A vida do autor de “Vidas secas” também é retratada em “O velho Graça: uma biografia de Graciliano Ramos”, de Denis de Moraes, publicada em 1992 (José Olympio) e ampliada em 2012 (Boitempo).
“GRACILIANO: RETRATO FRAGMENTADO –UMA BIOGRAFIA”
• De Ricardo Ramos
• Editora Record
• 210 páginas
• R$ 79,90
Trecho do livro
“Com os filhos, [Graciliano] era extremamente liberal. Com as filhas, exatamente o avesso. Eu podia ficar semanas aparecendo em casa aos domingos que ele achava natural e até divertido. Minhas irmãs só podiam ter amigos: suspeitasse de algum interesse, cortava rente, cara fechada, intratável.
Nesse andor, uma noite voltando da festa que me fora bem favorável, participei a minha irmã Luiza: estava namorando.
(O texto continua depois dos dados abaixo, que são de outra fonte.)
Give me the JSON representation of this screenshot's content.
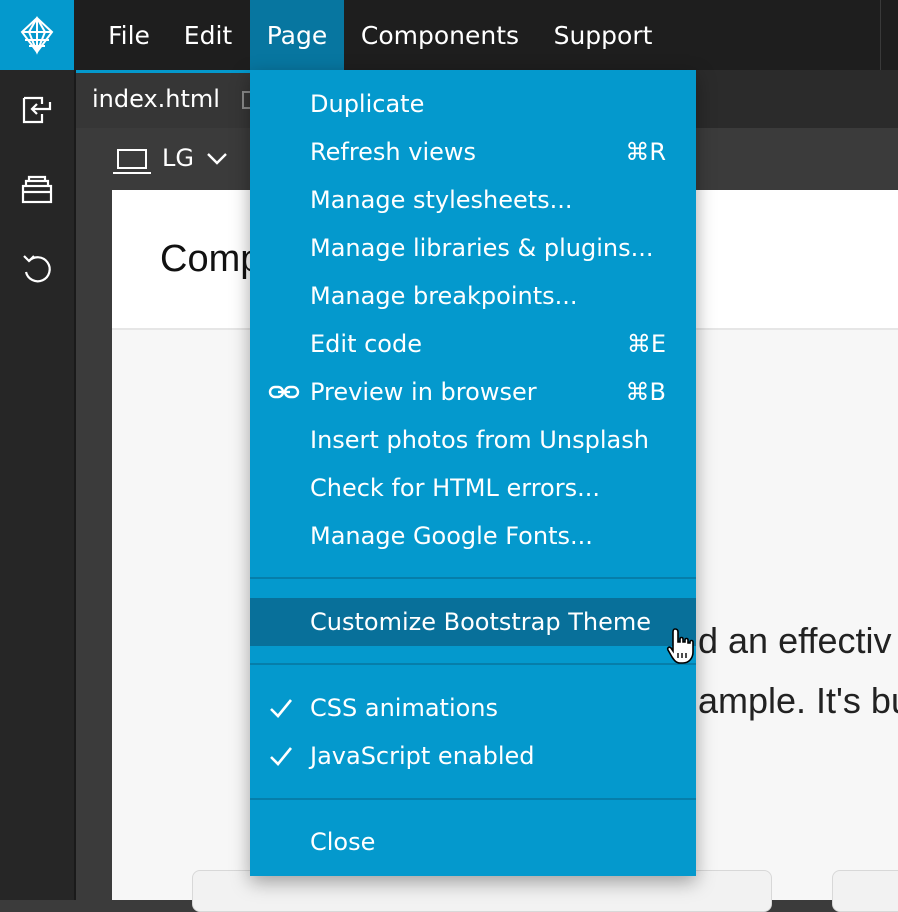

E disse o nome, afinal, confirmado. Ela ficou feliz, aquilo um fim de campanha que durara muito. Conhecida, acalentada, favorecida pelos amigos próximos. E dando certo. No dia seguinte, meu pai me esperava sério:
- Você está namorando com essa menina?
- Estou, sim.
- Preste atenção. Ela é boinha, não merece. Irmã de Raimundo, meu amigo. Amiga de suas irmãs. Filha de amiga de sua mãe. Não me faça besteira, por favor, não faça. Quis rir, não era o caso.
Reagi:
- Você pensa que sou doido?
- Não penso, tenho certeza. Meus filhos, todos eles, não valem nada.
Mas você [Ricardo] é o que presta menos.”